A Universidade Federal de Mato Grosso (UFMT) será palco de manifestações artísticas regionais e reflexões entre os dias 19 e 21 de agosto, quando acontece a 25ª edição do Encontro Interescolar de Dança e Cultura da Cidade Educadora (EIDANCCE). O projeto propõe um encontro entre educação, cultura e ancestralidade, tendo a dança como instrumento de aprendizagem, convivência, combate ao racismo e valorização da diversidade.

A programação inclui oficinas de siriri, dança afro, lambadão e maracatu – agbê (20 vagas por oficina para estudantes da rede pública), além de mesas temáticas, rodas de conversa e apresentações artísticas dos grupos escolares participantes. Ao longo dos três dias, pesquisadores, artistas e representantes da cultura popular também participam de discussões sobre dança, corpo, identidade, ancestralidade e educação. O evento reúne estudantes de escolas públicas do ensino médio durante as manhãs e recebe o público geral no período da tarde, sempre na Faculdade de Comunicação e Artes (FCA) da UFMT. A inscrição pode ser realizada neste link.

A história do EIDANCCE começou no ano 2000, na Escola Municipal Marechal Cândido Mariano da Silva Rondon, em Cuiabá. Na ocasião, a professora de educação física, Sueli Xavier, percebeu gestos discriminatórios contra crianças negras no cotidiano da escola. Então, pensou numa estratégia pedagógica mais ampla para lidar com a questão, que envolvia uma maneira de aproximar os estudantes das manifestações culturais regionais e transformar a relação dos jovens com os próprios movimentos corporais.

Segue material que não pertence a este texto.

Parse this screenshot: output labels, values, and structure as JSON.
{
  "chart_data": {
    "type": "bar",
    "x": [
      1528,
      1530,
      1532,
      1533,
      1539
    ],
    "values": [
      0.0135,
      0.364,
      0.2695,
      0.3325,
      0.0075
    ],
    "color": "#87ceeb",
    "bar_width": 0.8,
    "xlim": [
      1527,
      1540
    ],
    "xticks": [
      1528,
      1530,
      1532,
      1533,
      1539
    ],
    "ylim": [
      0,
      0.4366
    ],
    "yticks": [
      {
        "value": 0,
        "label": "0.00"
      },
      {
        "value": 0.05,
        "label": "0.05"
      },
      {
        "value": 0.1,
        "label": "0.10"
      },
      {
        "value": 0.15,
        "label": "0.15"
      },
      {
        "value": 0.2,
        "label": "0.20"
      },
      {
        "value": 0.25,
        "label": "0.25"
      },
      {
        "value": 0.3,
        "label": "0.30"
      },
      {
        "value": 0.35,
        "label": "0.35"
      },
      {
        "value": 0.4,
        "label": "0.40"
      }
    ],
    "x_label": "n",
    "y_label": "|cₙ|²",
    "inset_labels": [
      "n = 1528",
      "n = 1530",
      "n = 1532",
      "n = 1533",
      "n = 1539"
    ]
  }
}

“A partir dessas observações do cotidiano, do diálogo com as famílias e da oportunidade de trazer as manifestações culturais regionais para o espaço da escola, venho construindo uma estratégia pedagógica contra o preconceito. Trago um diálogo para construir novas possibilidades de cooperação e relação entre os colegas, porque a dança tem muitas maneiras de agregar”, explica Sueli.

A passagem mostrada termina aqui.